Krzyk, nieustający jeszcze kilka chwil po przebudzeniu
ogarniał całą moją istotę, był moim lękiem, moją wolą,
moim wyzwoleniem…
Leżałam potem długo jak sparaliżowana nie mogąc
poruszyć ani ręką, ani nogą, ani wykonać żadnego ruchu.
Oczy rozwarte przerażeniem próbowały przebić ciemność
nocy i uwolnić się od lęku. Bez skutku. Dopiero kiedy
przezwyciężając strach sięgałam do kontaktu lampki nocnej
i w jej świetle widziałam wyłaniające się z ciemności znane
sprzęty, nocne zmory opuszczały pokój. Póżniej te sny
zburzyły niejeden mój związek.
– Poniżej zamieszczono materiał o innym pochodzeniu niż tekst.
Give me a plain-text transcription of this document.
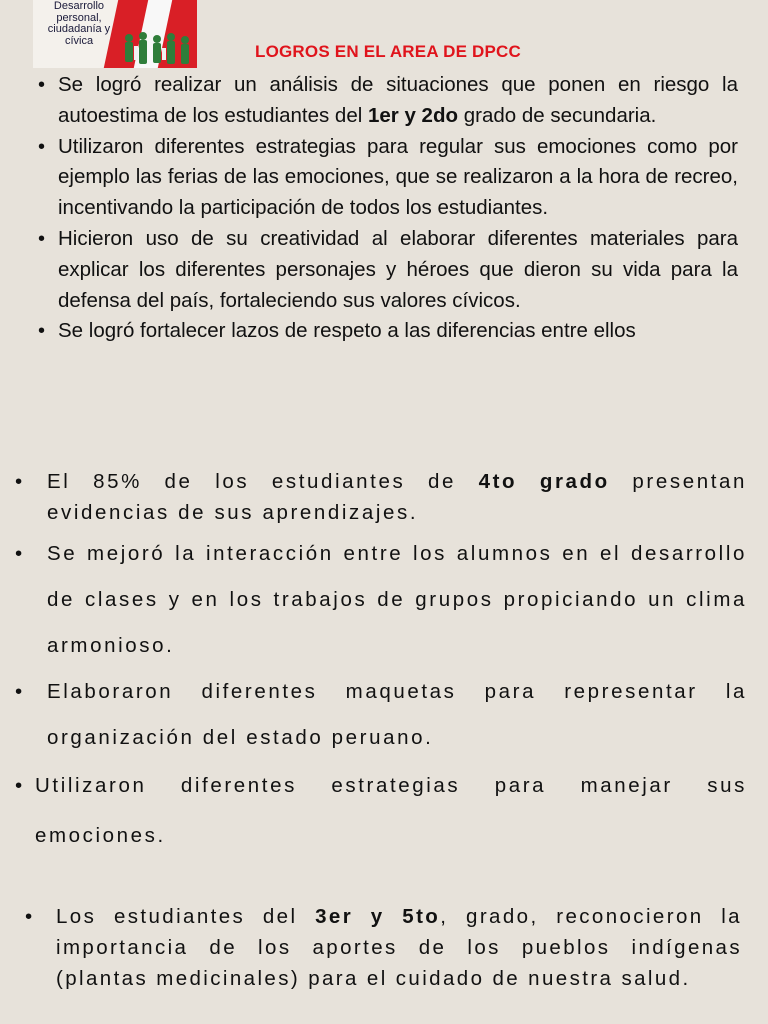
Desarrollo personal, ciudadanía y cívica
LOGROS EN EL AREA DE DPCC
• Se logró realizar un análisis de situaciones que ponen en riesgo la autoestima de los estudiantes del 1er y 2do grado de secundaria.
• Utilizaron diferentes estrategias para regular sus emociones como por ejemplo las ferias de las emociones, que se realizaron a la hora de recreo, incentivando la participación de todos los estudiantes.
• Hicieron uso de su creatividad al elaborar diferentes materiales para explicar los diferentes personajes y héroes que dieron su vida para la defensa del país, fortaleciendo sus valores cívicos.
• Se logró fortalecer lazos de respeto a las diferencias entre ellos
• El 85% de los estudiantes de 4to grado presentan evidencias de sus aprendizajes.
• Se mejoró la interacción entre los alumnos en el desarrollo de clases y en los trabajos de grupos propiciando un clima armonioso.
• Elaboraron diferentes maquetas para representar la organización del estado peruano.
• Utilizaron diferentes estrategias para manejar sus emociones.
• Los estudiantes del 3er y 5to, grado, reconocieron la importancia de los aportes de los pueblos indígenas (plantas medicinales) para el cuidado de nuestra salud.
Bo czyż można dziwić się
mężczyznie, że nie ma ochoty wiązać się z kobietą, która
wrzeszczy po nocach jak opętana i trzeba ją budzić, a
potem długo tulić spoconą i trzęsącą się ze strachu, aby się
uspokoiła? Fakt, że w większości przypadków te
zakończone z powodu nocnych koszmarów romanse nie
rokowały żadnych nadziei na przyszłość, ale przynajmniej
pozwalały pokonać strach przed samotnymi nocami. Bo
koszmary były gorsze w samotne noce i wolałam mieć
kogoś, kto by je przerwał, aniżeli śnić do końca i umierać z
trwogi.
Może dlatego przeżyłam tyle rozczarowań?
- Dlaczego męczą mnie jakieś straszne majaki dla których
nie ma wytłumaczenia? – zastanawiałam się.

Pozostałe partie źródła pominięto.